[opensuse-kernel] user/sys ticks for process exceed overall user/sys ticks
Hello everyone! (I recently posted about this on linux-kernel, but got no responses. I would be very grateful for any pointers.) I am trying to determine what fraction of the whole system's user and sys time are consumed by a specific process, over a period of time. Hence, I read the respective tick counts from the first lines of /proc/stat and /proc/<pid>/stat at the start and end of that period and compute deltas. However, on an otherwise idle system, I often see the ticks consumed by a threaded process exceed those of the whole system. The difference is not just a few ticks, but can amount to over 10%, regardless of how long the observed time period is. There is no virtualization involved. I have been able to reproduce this with the current openSUSE and Ubuntu releases on different x86_64 machines. How can this be explained? Intuitively, I would expect that a tick accounted to a running task is at the same time accounted to the CPU it is running on, and so a process can never be accounted more ticks than the whole system, i.e. all CPUs. I have attached a simple Python script to reproduce this behavior. Example output:
./ticks.py delta process: user: 2495 sys: 181 delta all: user: 2283 sys: 258
Thanks, Peter
Peter Hofer wrote:
I have attached a simple Python script to reproduce this behavior. Example output:
./ticks.py delta process: user: 2495 sys: 181 delta all: user: 2283 sys: 258
FWIW, I just ran this on Linux pcx36 3.2.0-58-generic #88-Ubuntu SMP Tue Dec 3 17:40:43 UTC 2013 i686 i686 i386 GNU/Linux and saw $ ./ticks.py delta process: user: 10539 sys: 112 delta all: user: 10700 sys: 153 So two questions occur to me: what proportion of runs do you see the phenomenon, and what kernel are you running? -- To unsubscribe, e-mail: opensuse-kernel+unsubscribe@opensuse.org To contact the owner, e-mail: opensuse-kernel+owner@opensuse.org
$ ./ticks.py delta process: user: 10539 sys: 112 delta all: user: 10700 sys: 153
So two questions occur to me: what proportion of runs do you see the phenomenon, and what kernel are you running?

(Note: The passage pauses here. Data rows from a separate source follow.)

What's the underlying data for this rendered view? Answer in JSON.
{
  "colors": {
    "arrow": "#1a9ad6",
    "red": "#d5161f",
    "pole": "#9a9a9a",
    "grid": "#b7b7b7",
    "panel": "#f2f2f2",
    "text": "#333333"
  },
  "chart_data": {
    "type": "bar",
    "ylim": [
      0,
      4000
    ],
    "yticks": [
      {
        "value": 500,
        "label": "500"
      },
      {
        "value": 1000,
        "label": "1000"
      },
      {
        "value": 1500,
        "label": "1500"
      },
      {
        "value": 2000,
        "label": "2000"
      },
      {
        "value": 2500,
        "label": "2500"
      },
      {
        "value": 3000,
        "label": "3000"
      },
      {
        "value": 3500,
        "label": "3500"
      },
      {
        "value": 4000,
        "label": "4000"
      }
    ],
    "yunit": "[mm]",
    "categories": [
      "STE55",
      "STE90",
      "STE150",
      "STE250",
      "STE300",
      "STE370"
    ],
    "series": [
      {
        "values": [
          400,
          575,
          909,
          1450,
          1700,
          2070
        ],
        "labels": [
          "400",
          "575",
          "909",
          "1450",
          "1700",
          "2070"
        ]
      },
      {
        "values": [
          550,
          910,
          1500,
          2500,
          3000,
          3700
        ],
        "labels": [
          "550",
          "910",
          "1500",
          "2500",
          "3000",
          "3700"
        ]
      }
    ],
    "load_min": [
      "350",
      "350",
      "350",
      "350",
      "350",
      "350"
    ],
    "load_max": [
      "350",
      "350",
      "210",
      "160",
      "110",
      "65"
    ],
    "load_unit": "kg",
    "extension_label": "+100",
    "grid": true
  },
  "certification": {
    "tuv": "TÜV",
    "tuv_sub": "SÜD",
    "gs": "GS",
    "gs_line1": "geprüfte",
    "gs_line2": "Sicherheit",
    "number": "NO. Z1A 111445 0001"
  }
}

I just ran the script ten times on my quadcore computer here, which is mostly idle (logged into KDE, with some applications open). The phenomenon occurred in every run, with the process having around 150 to 200 user ticks more than the entire system is reported to have. I'm running openSUSE 13.1 with the current kernel from the update repository: $ uname -a Linux sunflower 3.11.10-7-desktop #1 SMP PREEMPT Mon Feb 3 09:41:24 UTC 2014 (750023e) x86_64 x86_64 x86_64 GNU/Linux -- To unsubscribe, e-mail: opensuse-kernel+unsubscribe@opensuse.org To contact the owner, e-mail: opensuse-kernel+owner@opensuse.org
Peter Hofer wrote:
./ticks.py delta process: user: 2495 sys: 181 delta all: user: 2283 sys: 258
Thanks, Peter
What I'm wondering is why your total's are near the same as a single user's ticks. I.e. you have 4 cores, shouldn't the total be about 4x the single user/single-thread ticks? -- To unsubscribe, e-mail: opensuse-kernel+unsubscribe@opensuse.org To contact the owner, e-mail: opensuse-kernel+owner@opensuse.org
Linda Walsh wrote:
Peter Hofer wrote:
./ticks.py delta process: user: 2495 sys: 181 delta all: user: 2283 sys: 258
Thanks, Peter
What I'm wondering is why your total's are near the same as a single user's ticks. I.e. you have 4 cores, shouldn't the total be about 4x the single user/single-thread ticks?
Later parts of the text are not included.